Saturday, March 28, 2009

 

Improper Words in Boliaric

In chapter V and Appendix II of Roumeli: Travels in Northern Greece (London: John Murray, 1966), Patrick Leigh Fermor discussed a secret language used in the Kravara district of Greece. The name of the secret language is Boliaric. So far as I can tell, no one else has ever analyzed the Boliaric materials collected by Fermor. To do so properly would require knowledge of Slavic languages and modern Greek, knowledge which I lack. I offer only a couple of trifling observations on a paragraph from the appendix:
Here also are a few of the mildly improper words in the vocabulary.
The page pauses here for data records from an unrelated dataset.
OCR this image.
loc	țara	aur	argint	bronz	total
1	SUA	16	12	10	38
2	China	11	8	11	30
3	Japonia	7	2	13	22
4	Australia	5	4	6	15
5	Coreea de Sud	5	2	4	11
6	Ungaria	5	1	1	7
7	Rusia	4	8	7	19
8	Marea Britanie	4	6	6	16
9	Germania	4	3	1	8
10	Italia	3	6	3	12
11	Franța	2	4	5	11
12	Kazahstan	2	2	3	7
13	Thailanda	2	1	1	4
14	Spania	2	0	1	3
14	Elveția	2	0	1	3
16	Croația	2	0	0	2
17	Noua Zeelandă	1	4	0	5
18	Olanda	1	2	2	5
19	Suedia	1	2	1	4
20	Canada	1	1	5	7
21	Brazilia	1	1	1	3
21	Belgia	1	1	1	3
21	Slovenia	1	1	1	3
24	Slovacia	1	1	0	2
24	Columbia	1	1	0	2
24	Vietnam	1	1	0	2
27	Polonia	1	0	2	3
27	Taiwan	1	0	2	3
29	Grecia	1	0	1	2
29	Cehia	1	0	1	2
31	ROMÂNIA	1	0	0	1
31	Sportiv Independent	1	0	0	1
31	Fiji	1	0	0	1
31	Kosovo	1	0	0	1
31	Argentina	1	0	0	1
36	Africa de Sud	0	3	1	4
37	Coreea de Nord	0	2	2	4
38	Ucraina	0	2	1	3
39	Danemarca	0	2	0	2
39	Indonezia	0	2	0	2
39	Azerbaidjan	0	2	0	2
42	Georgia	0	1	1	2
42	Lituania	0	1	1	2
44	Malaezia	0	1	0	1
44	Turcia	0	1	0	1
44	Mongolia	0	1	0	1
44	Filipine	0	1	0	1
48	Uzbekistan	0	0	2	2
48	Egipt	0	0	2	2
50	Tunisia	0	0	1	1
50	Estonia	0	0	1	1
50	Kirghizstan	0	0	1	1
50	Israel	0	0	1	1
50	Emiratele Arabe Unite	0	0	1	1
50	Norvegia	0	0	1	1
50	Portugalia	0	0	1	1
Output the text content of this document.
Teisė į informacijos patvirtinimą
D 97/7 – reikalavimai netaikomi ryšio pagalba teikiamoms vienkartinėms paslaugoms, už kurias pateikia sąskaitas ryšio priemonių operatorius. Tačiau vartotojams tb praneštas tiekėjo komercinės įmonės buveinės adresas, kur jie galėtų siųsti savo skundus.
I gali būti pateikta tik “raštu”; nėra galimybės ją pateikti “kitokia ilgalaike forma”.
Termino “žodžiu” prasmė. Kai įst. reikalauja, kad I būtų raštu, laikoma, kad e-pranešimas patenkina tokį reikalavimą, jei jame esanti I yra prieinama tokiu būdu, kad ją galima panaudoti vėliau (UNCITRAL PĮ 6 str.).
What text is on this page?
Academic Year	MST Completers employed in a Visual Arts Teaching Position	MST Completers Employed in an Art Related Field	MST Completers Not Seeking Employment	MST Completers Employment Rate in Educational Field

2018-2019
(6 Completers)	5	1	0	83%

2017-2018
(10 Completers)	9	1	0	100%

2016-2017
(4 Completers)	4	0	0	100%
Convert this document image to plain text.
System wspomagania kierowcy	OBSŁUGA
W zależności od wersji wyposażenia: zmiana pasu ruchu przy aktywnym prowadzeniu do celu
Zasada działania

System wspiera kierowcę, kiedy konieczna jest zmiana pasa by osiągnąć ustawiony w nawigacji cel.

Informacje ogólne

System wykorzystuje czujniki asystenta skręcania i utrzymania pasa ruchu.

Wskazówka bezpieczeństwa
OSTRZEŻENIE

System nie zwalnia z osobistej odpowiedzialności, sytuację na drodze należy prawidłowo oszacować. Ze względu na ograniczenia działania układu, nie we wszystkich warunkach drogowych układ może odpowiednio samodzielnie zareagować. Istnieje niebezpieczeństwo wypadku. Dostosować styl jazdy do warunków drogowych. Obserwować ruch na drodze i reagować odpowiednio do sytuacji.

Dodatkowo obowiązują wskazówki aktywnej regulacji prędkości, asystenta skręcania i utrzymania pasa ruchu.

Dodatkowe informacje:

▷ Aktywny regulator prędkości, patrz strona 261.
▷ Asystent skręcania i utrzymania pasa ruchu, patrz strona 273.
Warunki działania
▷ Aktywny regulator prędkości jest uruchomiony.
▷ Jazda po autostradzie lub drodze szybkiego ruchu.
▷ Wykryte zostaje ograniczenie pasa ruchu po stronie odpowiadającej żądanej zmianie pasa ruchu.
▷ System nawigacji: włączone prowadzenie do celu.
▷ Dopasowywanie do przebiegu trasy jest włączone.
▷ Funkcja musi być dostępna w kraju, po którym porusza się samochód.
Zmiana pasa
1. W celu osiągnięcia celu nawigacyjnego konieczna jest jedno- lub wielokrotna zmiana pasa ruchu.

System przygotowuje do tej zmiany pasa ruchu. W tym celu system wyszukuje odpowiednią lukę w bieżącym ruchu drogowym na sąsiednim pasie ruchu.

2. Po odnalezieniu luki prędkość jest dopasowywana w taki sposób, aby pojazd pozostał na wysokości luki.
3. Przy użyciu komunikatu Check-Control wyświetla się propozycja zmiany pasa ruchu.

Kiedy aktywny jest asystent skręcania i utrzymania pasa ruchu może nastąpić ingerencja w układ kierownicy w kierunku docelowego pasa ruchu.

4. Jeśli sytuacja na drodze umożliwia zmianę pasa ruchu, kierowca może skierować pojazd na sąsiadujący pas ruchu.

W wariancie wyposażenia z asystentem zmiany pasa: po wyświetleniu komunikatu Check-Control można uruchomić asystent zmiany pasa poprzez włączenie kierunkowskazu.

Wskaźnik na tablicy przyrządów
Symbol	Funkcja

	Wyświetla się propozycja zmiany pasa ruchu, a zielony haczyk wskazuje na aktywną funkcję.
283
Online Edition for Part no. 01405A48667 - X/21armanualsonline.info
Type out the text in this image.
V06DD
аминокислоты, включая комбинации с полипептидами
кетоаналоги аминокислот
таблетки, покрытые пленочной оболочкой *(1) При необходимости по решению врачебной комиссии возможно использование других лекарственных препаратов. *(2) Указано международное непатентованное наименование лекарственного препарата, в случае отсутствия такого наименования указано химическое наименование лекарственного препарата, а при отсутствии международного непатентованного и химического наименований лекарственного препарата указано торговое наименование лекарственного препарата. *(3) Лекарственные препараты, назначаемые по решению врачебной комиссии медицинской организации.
Perdikis, the Greek for a young partridge, is "the rump" or "behind", havalóu, the female pudendum, lióka its convex masculine complement; manganízo is "I fornicate"; souravlízo, which normally means "playing a reed pipe", here means "I urinate"; kouphróno and tzarmízo, identical in sense, are its solider companion verbs and koúphrisma and tzármisma their end products; tramalízo and lazinízo both mean to break wind and tramálisma is the same wind once broken.
From an etymological point of view, perdikis is an appropriate word for "fundament," as it is cognate with verbs for breaking wind. See Calvert Watkins' Indo-European Roots, published as an appendix to The American Heritage Dictionary of the English Language, s.v. perd-:
To fart. Germanic *fertan, *fartan in Old English *feortan, to fart: FART. 2. Greek perdix, partridge (which makes a sharp whirring sound when suddenly flushed): PARTRIDGE. See also variant root pezd-. [Pok. perd- 819.]
I find the doublet tramalízo and lazinízo intriguing. In some languages there are separate words for breaking wind silently and loudly, e.g. Latin vissio and pedo. Could this be an example of the same phenomenon in Boliaric?